Romney’s One Chance to Hit a Debate Home Run
Business + Economy

Romney’s One Chance to Hit a Debate Home Run


Shortly after the first presidential debate on Wednesday night, all eyes will turn to one of the few factors that could still reshape the race: Friday’s jobs report, a barometer that will sort out the campaign rhetoric from the economic realities.

For Republican nominee Mitt Romney, it’s quite possibly the final opportunity to hype new evidence of President Obama’s shortcomings. But this time his message totally hinges on a total job market meltdown--layoffs instead of yet another lackluster showing that lets the Obama administration assure the country of slow but steady progress.

“People intuitively understand that the jobs situation isn't great, but it's simpler to understand when the jobs number is negative,” said Matt McDonald, an outside adviser to the Romney campaign and partner at Hamilton Place Strategies. “What they hear is the president touting 4.6 million jobs … They don't hear that during the same period, the population increased by 6 million.  In that context, and in the context of workers dropping out of the labor force, the numbers seem pretty bad.

“If the jobs number Friday is negative, I think that will be a very bad moment for the president,” McDonald said.  “Absent that, I think the number will confirm what voters already have a sense of: the job market just isn't that good.”

As strange as it sounds, Obama has been blessed by the combination of low economic expectations and modest but consistent improvement in an unemployment rate that peaked at 10 percent in October, 2009. Since the start of the year, payrolls increased by an average of 139,250 workers a month.

That leaves Romney with a slightly more convoluted and abstract case to make to voters. Unemployment has fallen in part because, over the past 12 months, more than 2.7 million Americans are no longer considered part of the labor pool, as the participation rate has fallen from 64.1 percent to 63.5 percent—a low last seen in 1981.

For the upcoming report by the Bureau of Labor Statistics, Wall Street economists projected for Bloomberg News that 114,000 jobs were added in September and the unemployment rate will sidle upward a tenth of a percentage point to 8.2 percent. The forces influencing the number include businesses becoming more reluctant to hire as the fiscal cliff approaches and seasonal events like the start of the school year.

If the numbers match the consensus estimates, the White House script could practically be photocopied from the previous month when payrolls inched up by a paltry 96,000.

After the August report, Alan Krueger, chairman of Obama’s Council of Economic Advisers, blogged: “While there is more work that remains to be done, today’s employment report provides further evidence that the U.S. economy is continuing to recover from the worst downturn since the Great Depression … The economy has now added private sector jobs for 30 straight months, for a total of 4.6 million jobs during that period.”

The White House commentary contains a politically attuned message. By repeatedly linking the 2007-2009 recession to the Depression—a fair comparison by many standards--when wiped-out Americans were reduced to living in tent cities and eating a soup of watered-down ketchup for dinner, the relatively high unemployment does not seem that terrible.

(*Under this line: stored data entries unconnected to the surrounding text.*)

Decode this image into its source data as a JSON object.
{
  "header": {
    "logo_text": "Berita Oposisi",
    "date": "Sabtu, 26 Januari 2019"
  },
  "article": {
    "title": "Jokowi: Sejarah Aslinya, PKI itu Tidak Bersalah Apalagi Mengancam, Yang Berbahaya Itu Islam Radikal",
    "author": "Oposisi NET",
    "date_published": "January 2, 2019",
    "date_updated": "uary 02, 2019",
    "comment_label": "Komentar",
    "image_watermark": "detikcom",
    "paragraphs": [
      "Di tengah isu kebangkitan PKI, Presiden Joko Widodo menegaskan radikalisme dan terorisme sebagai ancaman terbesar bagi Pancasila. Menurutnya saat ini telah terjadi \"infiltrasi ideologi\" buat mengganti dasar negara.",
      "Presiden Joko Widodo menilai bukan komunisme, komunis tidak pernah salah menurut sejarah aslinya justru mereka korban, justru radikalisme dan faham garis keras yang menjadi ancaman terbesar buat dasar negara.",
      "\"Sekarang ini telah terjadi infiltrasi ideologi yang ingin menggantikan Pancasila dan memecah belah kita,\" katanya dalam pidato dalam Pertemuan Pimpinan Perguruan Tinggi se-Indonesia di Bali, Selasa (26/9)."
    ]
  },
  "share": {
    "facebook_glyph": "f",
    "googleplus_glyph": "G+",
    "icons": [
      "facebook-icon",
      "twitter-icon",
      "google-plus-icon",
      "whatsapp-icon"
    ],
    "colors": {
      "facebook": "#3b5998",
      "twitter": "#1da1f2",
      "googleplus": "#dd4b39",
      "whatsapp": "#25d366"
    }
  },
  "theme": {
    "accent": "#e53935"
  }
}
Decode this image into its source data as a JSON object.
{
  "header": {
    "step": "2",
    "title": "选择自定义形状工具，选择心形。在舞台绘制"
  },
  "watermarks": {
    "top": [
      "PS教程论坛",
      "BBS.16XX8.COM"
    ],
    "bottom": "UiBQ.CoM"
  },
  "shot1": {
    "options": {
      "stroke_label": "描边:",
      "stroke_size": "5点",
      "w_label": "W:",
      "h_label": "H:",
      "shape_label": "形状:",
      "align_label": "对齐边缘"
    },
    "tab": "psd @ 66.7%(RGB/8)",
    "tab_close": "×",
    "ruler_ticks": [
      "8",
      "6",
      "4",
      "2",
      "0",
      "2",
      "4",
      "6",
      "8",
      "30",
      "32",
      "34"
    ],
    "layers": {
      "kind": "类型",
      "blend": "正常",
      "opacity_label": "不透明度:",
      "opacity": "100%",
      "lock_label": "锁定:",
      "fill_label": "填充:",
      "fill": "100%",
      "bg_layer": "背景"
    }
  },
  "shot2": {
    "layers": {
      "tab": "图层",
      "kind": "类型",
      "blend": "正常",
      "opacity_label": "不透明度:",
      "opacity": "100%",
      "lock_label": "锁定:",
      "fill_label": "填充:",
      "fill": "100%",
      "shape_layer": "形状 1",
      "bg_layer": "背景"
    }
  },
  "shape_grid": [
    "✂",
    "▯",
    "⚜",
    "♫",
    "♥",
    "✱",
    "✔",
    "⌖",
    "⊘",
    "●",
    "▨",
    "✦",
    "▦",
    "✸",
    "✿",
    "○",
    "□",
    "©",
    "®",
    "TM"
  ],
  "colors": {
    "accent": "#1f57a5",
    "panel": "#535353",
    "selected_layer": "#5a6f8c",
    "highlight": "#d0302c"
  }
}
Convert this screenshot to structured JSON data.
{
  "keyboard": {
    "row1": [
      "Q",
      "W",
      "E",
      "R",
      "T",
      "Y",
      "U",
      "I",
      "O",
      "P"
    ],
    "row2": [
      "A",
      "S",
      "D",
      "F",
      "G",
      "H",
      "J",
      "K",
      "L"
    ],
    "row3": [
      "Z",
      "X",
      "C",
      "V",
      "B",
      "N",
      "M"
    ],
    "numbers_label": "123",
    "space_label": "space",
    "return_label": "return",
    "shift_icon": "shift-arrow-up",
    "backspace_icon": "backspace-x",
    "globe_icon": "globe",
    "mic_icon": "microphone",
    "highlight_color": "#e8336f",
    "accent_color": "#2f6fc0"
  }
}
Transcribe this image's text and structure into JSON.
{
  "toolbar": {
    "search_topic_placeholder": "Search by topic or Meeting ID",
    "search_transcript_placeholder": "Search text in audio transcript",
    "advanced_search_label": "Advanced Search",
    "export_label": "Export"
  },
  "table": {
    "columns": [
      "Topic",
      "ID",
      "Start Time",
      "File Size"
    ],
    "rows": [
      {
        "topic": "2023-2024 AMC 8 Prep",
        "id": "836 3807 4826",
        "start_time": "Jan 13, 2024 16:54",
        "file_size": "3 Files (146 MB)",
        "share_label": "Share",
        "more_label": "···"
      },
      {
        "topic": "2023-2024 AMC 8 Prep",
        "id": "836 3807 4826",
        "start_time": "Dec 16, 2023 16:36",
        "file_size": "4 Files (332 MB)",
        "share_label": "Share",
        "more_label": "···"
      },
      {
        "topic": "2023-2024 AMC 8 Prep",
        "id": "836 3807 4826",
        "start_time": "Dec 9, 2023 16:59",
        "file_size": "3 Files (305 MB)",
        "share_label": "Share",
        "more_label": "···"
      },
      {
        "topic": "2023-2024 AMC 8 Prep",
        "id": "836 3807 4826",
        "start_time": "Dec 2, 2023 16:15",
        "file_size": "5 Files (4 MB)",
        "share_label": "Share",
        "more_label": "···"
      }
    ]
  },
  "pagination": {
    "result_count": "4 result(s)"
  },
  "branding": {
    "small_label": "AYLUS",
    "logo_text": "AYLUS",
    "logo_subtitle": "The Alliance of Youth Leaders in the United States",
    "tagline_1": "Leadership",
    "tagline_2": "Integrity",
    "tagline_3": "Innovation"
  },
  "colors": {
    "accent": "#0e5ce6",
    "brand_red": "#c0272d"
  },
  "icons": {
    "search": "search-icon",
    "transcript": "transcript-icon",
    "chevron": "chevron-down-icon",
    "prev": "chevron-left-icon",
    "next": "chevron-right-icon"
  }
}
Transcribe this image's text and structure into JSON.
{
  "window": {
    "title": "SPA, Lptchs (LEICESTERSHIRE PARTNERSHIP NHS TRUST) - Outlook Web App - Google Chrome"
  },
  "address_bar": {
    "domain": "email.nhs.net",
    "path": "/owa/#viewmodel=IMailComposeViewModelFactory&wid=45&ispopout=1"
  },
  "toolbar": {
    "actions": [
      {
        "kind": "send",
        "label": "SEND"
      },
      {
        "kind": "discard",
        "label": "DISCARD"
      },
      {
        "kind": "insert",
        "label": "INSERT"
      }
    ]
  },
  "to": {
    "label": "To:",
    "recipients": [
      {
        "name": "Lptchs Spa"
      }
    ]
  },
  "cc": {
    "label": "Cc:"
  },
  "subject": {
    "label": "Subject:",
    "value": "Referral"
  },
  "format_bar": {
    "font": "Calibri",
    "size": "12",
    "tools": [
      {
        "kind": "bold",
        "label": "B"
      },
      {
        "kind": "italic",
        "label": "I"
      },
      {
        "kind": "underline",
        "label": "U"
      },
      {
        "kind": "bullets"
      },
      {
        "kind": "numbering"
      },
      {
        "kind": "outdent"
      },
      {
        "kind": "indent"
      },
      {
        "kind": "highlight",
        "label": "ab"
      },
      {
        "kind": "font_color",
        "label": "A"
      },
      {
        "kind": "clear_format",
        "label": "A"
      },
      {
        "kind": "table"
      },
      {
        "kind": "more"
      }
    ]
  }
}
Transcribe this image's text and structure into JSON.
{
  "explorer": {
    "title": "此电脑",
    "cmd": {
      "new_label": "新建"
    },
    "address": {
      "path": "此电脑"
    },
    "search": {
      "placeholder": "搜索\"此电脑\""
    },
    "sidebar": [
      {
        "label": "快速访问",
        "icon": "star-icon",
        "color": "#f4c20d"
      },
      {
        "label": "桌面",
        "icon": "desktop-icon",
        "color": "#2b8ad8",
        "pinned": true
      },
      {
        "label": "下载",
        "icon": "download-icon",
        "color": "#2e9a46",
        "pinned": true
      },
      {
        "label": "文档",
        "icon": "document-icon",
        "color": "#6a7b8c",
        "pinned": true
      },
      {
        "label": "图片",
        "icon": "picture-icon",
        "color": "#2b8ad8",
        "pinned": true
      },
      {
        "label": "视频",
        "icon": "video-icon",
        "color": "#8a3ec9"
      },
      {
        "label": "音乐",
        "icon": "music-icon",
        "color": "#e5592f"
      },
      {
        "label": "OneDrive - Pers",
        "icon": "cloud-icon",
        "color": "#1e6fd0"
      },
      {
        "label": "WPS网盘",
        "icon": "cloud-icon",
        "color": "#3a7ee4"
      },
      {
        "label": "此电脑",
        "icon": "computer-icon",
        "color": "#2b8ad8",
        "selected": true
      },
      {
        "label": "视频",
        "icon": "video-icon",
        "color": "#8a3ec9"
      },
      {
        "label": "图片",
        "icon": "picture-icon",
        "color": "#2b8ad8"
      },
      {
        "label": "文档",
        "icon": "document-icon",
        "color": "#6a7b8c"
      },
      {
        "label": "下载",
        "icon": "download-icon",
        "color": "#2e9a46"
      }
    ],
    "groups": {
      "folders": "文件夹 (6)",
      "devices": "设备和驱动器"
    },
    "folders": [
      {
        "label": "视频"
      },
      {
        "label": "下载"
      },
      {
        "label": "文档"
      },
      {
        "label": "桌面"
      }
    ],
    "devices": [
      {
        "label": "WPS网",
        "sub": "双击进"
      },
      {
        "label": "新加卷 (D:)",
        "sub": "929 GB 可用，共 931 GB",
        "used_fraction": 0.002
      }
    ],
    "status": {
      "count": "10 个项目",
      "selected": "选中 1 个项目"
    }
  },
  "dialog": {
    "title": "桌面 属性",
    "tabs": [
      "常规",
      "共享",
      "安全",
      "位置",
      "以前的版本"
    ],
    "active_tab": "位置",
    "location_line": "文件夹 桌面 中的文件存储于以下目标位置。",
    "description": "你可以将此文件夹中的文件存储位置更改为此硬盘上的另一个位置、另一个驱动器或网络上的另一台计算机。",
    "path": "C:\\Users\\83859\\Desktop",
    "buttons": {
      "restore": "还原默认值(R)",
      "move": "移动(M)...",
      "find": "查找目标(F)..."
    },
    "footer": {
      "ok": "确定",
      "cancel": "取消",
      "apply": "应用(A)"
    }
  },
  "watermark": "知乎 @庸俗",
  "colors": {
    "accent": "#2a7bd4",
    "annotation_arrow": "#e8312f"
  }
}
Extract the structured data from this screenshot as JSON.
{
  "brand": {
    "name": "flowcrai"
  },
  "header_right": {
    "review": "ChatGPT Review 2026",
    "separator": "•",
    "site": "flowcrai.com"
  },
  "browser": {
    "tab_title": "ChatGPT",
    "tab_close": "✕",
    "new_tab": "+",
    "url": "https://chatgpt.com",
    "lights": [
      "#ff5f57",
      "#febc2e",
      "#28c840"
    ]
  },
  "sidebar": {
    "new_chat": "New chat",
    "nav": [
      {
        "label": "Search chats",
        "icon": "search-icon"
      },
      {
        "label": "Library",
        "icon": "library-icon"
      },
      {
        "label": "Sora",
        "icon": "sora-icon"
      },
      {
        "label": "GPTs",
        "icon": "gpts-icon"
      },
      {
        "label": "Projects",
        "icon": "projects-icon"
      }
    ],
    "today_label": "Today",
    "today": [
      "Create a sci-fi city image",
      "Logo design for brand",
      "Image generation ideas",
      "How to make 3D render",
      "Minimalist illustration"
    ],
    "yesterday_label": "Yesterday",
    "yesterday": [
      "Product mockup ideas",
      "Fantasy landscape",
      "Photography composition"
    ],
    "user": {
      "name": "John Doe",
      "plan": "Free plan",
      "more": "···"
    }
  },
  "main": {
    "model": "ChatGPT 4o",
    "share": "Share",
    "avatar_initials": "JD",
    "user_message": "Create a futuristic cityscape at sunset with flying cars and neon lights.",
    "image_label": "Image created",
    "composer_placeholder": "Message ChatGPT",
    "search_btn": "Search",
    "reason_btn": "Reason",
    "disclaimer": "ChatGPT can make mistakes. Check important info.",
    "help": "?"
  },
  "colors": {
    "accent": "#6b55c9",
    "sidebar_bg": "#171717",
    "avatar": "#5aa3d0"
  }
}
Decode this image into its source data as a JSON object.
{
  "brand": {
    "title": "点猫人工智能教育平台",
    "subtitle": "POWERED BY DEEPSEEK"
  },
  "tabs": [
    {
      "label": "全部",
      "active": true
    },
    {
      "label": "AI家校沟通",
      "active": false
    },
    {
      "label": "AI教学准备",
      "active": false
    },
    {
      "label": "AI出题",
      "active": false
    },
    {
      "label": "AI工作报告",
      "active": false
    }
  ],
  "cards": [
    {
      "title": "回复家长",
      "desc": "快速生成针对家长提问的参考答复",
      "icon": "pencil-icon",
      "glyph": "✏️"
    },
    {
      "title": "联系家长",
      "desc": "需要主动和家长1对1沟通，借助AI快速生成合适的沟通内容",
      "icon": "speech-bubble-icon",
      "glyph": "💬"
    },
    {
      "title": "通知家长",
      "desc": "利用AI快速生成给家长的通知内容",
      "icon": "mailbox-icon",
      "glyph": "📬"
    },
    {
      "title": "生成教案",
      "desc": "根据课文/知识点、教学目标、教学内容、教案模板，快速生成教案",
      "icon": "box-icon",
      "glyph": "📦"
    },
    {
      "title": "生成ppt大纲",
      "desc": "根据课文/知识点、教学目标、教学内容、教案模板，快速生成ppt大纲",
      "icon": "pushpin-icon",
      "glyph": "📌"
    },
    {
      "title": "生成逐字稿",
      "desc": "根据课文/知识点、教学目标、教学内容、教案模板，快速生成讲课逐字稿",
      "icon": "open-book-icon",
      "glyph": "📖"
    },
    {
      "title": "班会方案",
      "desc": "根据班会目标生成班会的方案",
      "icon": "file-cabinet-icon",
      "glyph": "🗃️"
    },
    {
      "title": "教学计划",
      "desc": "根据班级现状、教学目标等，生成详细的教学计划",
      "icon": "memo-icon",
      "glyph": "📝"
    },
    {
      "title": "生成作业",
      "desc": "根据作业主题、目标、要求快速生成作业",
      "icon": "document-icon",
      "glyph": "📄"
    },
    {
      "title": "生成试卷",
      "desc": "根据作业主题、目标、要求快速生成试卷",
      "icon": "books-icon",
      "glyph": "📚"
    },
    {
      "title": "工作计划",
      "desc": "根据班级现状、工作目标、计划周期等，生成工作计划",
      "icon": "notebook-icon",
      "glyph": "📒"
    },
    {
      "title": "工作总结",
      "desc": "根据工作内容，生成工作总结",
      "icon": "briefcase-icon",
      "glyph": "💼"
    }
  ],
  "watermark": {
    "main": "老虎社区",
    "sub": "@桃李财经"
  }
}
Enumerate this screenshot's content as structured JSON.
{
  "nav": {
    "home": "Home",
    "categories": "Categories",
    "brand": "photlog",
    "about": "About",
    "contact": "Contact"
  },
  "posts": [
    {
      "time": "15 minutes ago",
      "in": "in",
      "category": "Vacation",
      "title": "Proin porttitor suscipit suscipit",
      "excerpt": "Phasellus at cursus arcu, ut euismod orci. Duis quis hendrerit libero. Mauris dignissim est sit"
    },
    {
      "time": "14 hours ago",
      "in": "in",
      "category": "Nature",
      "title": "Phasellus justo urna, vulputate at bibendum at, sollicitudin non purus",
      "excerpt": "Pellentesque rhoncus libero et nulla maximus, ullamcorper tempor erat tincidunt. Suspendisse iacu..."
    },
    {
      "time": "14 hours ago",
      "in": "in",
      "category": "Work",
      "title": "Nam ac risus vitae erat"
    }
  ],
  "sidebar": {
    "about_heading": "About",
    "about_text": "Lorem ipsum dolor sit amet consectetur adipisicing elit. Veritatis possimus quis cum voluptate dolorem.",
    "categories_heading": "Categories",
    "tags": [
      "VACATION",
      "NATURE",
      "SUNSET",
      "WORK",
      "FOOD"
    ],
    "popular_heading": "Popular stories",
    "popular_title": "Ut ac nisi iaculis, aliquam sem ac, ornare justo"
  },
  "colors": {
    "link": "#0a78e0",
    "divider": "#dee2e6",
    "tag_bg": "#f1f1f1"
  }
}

“If we keep waffling sideways as we have for months, the White House knows how to run its playbook,” said Douglas Holtz-Eakin, a former director of the Congressional Budget Office and economic adviser for Arizona Sen. John McCain’s 2008 presidential campaign.

American Crossroads, the Super PAC founded by Karl Rove, plans to combat that message with an $11 million ad buy for a television commercial running in several swing states. The camera zooms in on a man in a suit and no tie standing in an empty warehouse.

“This is what President Obama said the jobless rate would be if we passed his stimulus—5.6 percent,” he says directly to the camera as computerized graphics fly in front of him. If Obama had delivered as promised with the $787 billion stimulus, the country would have 3.7 million more jobs and, presumably, the deficit would be lower, he explains.

No president has been re-elected since 1948 with unemployment above 7.2 percent, but if Obama’s margin in the polls delivers, that rule is far from hard and fast. As almost three years of meager jobs gains have numbed expectations, the presidential race has become as much about personalities as economic issues.

“You can talk about issues until the cows come home, but people vote for people and not for issues,” Democratic strategist Brad Bannon told The Fiscal Times. “That’s Romney’s problem.”